49 Replies Latest reply on Jul 27, 2016 11:14 PM by fazl azeem

    Delayed Alerts

    fazl azeem

      Hi everyone,

       

      Our company has a client who has NPM/SAM installed and has asked not to disclose their identity, so the thing is, that when ever a node in their network goes down or has any issue, an alert is sent 4-8 hours later, when my superiors discussed it with me, i was like what? Because i already have worked on NPM/SAM at my previous job here in Pakistan and our client was in US, and when ever there was an issue regarding any thing, alert was sent with in 30 secs. So i cross questioned my superiors about the re-discovery schedule and alert reporting time when any issue occurs, so my superiors said that they tried everything and checked everything, nothing looked like out of the blue and everything seemed normal. So they asked me to ask for help from you guys because some of you might have faced the same issue and could help me out identify the case, or provide me with some details in finding the root cause of the issue. Looking forward to hear from all the thwackians...

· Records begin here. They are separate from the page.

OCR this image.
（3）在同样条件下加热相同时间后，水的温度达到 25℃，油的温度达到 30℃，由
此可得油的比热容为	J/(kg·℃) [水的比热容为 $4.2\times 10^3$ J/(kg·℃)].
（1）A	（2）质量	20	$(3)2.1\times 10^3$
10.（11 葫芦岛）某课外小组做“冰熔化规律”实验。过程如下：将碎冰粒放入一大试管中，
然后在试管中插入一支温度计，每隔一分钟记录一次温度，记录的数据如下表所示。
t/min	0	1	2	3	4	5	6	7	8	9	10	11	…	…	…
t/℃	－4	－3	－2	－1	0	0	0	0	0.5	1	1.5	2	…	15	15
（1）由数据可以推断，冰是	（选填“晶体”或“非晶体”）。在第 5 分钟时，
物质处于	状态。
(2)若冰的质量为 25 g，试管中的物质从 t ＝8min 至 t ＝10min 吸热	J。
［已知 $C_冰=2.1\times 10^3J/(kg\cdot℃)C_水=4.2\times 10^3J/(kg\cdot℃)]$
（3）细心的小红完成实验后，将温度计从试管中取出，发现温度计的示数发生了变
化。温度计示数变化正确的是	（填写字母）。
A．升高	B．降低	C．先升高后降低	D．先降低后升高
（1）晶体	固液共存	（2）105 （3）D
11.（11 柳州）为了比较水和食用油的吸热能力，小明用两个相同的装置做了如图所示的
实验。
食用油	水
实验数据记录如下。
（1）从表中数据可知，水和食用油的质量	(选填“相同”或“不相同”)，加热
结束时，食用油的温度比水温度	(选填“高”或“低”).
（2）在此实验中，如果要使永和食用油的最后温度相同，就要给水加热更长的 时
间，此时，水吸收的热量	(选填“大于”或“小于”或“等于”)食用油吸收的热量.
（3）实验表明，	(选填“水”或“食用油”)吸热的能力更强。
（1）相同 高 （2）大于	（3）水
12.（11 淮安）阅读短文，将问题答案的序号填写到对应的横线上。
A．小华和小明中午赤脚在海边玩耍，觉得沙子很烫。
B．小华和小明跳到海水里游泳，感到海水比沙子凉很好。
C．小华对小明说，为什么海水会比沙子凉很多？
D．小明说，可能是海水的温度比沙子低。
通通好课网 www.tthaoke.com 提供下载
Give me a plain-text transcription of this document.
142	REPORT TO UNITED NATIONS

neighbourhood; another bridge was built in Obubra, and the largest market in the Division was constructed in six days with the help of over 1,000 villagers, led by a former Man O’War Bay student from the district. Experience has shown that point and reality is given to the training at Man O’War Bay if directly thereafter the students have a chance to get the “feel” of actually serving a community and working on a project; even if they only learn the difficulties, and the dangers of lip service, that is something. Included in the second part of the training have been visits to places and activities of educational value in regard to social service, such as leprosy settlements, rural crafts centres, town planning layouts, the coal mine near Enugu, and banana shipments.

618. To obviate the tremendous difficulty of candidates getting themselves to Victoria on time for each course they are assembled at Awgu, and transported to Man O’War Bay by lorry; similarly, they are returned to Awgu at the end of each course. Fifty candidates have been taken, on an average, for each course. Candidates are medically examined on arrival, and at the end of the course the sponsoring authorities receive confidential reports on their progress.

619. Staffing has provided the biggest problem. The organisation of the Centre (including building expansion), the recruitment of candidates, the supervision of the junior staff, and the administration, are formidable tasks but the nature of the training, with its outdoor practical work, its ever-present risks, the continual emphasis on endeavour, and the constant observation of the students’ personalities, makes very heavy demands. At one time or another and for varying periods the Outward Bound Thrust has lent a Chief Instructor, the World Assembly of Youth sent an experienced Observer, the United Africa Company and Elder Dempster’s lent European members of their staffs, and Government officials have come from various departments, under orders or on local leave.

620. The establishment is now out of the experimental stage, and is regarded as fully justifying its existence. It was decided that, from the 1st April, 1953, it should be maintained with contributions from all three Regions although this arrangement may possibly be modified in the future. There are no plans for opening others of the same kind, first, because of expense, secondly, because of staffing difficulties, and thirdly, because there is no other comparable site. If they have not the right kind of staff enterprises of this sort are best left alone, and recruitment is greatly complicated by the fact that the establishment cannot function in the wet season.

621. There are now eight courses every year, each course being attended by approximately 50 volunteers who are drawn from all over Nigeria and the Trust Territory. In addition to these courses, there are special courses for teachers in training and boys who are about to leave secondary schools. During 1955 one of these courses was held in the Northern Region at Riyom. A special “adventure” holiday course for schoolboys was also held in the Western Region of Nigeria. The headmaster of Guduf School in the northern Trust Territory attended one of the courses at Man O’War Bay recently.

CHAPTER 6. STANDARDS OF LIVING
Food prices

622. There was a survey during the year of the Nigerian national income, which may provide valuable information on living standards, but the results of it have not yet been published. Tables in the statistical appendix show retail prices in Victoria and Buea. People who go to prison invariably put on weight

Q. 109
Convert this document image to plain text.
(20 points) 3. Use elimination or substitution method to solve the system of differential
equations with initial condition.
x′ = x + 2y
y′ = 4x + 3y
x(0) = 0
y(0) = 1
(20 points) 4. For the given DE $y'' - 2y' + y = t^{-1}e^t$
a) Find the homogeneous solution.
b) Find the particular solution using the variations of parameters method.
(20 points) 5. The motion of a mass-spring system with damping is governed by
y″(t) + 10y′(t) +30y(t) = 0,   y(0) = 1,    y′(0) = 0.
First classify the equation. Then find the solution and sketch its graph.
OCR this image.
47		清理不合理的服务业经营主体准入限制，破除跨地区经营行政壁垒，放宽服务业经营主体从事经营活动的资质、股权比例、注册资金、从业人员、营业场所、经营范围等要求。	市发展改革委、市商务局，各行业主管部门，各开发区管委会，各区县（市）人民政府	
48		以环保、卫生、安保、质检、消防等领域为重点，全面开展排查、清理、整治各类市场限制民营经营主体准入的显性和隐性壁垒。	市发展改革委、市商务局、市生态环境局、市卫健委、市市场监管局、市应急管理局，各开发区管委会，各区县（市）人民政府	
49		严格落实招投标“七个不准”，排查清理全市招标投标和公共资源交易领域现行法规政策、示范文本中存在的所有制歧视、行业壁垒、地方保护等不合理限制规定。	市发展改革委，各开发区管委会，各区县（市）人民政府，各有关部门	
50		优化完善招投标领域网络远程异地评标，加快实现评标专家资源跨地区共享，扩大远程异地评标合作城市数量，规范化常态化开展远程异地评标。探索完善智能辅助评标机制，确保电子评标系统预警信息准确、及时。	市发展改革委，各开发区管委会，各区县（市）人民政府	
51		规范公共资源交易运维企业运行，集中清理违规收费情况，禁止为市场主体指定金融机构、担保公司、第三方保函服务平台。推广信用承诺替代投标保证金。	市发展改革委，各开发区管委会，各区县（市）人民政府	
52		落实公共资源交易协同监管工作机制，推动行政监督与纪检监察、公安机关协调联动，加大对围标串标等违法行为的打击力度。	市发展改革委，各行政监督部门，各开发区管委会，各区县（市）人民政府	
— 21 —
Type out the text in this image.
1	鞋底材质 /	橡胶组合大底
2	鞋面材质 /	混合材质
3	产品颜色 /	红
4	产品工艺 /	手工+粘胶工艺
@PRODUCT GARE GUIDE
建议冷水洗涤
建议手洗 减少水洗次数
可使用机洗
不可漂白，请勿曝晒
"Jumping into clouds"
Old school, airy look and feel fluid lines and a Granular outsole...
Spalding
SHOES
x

      CourtesyIT DanielleH aLTeReGo Jfrazier familyofcrowes jeremymayfield wabbott patrick.hubbard bsciencefiction.tv and others who could help.

        • Re: Delayed Alerts
          superfly99

          Can you post up a copy of the alert? It sounds like there's something mis-configured in the alert itself.

            • Re: Delayed Alerts
              fazl azeem

              the first few questions that came to my mind was, its impossible, it cannot be that late, are you serious or something might be mis-configured, re-discovery schedule would be after 4 hours or +, or the system configuration was very low that it took time to generate the alert and i dont think alert generation has anything to do with re-discovery etc.

            • Re: Delayed Alerts
              CourtesyIT

              That does sound a bit odd.  Given that this is a multi-continent/multi-timezone instance I would be interested in knowing what type of Network Time Protocol time zone you would be using and if all your devices are using the same.  Also, I am wondering on how prevalent this issue is.  Is it just a couple devices, 25 or so devices, or 100 devices spread across various time zones.  Also, can you provide more insight on your Logging architecture and design?  

              1 of 1 people found this helpful
              • Re: Delayed Alerts
                CourtesyIT

                Ok,  basically when the node goes down, NPM should trigger an alert.  There can be various ways the alert is triggered and notification sent.  Is the customer waiting for an email or is the delay being noticed on the alerts section in NPM.  Can you supply a screen shot?   

                  • Re: Delayed Alerts
                    fazl azeem

                    i have asked for all the possible things which would cause the alerts to be delayed and asked for screen shots. Lets wait for the reply and then i will share it with you guys.

                      • Re: Delayed Alerts
                        fazl azeem

                        another cause could be that the system configuration would be not very high and number of nodes would be high, it has a lot to do with the system configuration, because for a short while the alerts are triggered successfully because when VM starts up, the RAM is free and after some time when there are many alerts the system start to get jammed because of utilization of a lot of RAM and they might not have required amount of RAM for that much nodes.

                    • Re: Delayed Alerts
                      supreet299

                      Hi Fazl

                       

                      If you have configured the alert correctly and still you are not getting the alert or you are getting delayed in alert.

                      can you tell me how many elements you are polling from your main polar and what is the CPU utilization of the server at the time of polling?? 

                       

                       

                      DELAYED ALERTS

                      This question is Not Answered.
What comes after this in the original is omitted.